The legislature also asks courts to interpret any ambiguous statute in a manner that avoids "absurd" or "unreasonable" results. Minn. Stat. § 645.17(1) (2012). Clayton's reading of the statute, which would penalize a person for falsely claiming the political support or endorsement of every individual, every political party, and every conceivable organization except only "minor political parties" invites an absurd and unreasonable result. Recall that section 211B.02 has broad express reach to protect entities and even individuals from being falsely dubbed as supporters of any candidate. It prohibits any person from "knowingly mak[ing] . . . a false claim stating or implying that a candidate. . . has the support or endorsement of a major political party or party unit or of an organization," or from "stat[ing] in written campaign material that the candidate . . . has the support or endorsement of an individual without first getting written permission." Minn. Stat. § 211B.02. What sense is there in punishing a campaign worker for falsely claiming the support of the International Falls Chamber of Commerce ("a membership-driven organization committed to providing a voice for [the International Falls] business community"

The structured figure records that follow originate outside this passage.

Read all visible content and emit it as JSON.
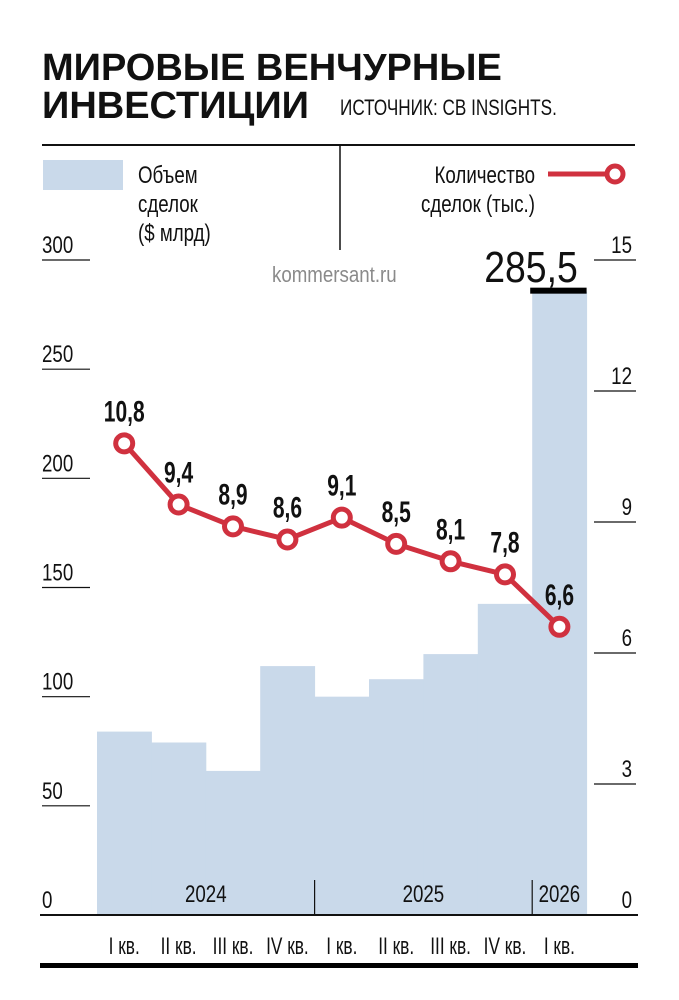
{
  "title_line1": "МИРОВЫЕ ВЕНЧУРНЫЕ",
  "title_line2": "ИНВЕСТИЦИИ",
  "source": "ИСТОЧНИК: CB INSIGHTS.",
  "watermark": "kommersant.ru",
  "chart_data": {
    "type": "bar+line",
    "categories": [
      "I кв.",
      "II кв.",
      "III кв.",
      "IV кв.",
      "I кв.",
      "II кв.",
      "III кв.",
      "IV кв.",
      "I кв."
    ],
    "years": [
      {
        "label": "2024",
        "span": 4
      },
      {
        "label": "2025",
        "span": 4
      },
      {
        "label": "2026",
        "span": 1
      }
    ],
    "series": [
      {
        "name": "Объем сделок ($ млрд)",
        "legend_lines": [
          "Объем",
          "сделок",
          "($ млрд)"
        ],
        "type": "bar",
        "axis": "left",
        "color": "#c9d9ea",
        "values": [
          84,
          79,
          66,
          114,
          100,
          108,
          119.5,
          142.5,
          285.5
        ],
        "highlight_label": "285,5"
      },
      {
        "name": "Количество сделок (тыс.)",
        "legend_lines": [
          "Количество",
          "сделок (тыс.)"
        ],
        "type": "line",
        "axis": "right",
        "color": "#d0313f",
        "values": [
          10.8,
          9.4,
          8.9,
          8.6,
          9.1,
          8.5,
          8.1,
          7.8,
          6.6
        ],
        "labels": [
          "10,8",
          "9,4",
          "8,9",
          "8,6",
          "9,1",
          "8,5",
          "8,1",
          "7,8",
          "6,6"
        ]
      }
    ],
    "left_axis": {
      "ylim": [
        0,
        300
      ],
      "ticks": [
        "0",
        "50",
        "100",
        "150",
        "200",
        "250",
        "300"
      ]
    },
    "right_axis": {
      "ylim": [
        0,
        15
      ],
      "ticks": [
        "0",
        "3",
        "6",
        "9",
        "12",
        "15"
      ]
    },
    "grid": false,
    "legend_placement": "top"
  }
}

We reject Clayton's request to infer an absurd, supposedly unconstitutional rendering of the statute, which, on its face, unambiguously seeks to protect the electorate from false statements of organizational and individual political endorsement.
Clayton also makes an as-applied challenge to the ALJ panel's determination that he violated section 211B.02. We review the challenge de novo. See In re Individual 35W Bridge Litig., 806 N.W.2d 820, 829 (Minn. 2011).
Clayton contends that section 211B.02 was unconstitutionally applied to him because it did not require the RPM to engage in counterspeech to rebut his falsehoods. When applying strict scrutiny, the government's restriction "must be the least restrictive means among available, effective alternatives." Alvarez, 132 S. Ct. at 2551 (emphasis added) (quotation omitted). Unlike in Alvarez, where a plurality of the Court struck down a law prohibiting anyone from falsely claiming to be a medal-of-honor recipient because evidence in that case showed that "counterspeech, . . . [and] refutation, can overcome the lie," id. at 2549, that lie-defeating solution is inadequate here. At stake in Alvarez was the dishonest speaker's reputation; at stake under the statute in this case is an accurately informed electorate. The state need not rely on media corrections to vindicate its interest in protecting the electorate from falsehoods and safeguarding the integrity of its elections. Clayton's as-applied challenge fails.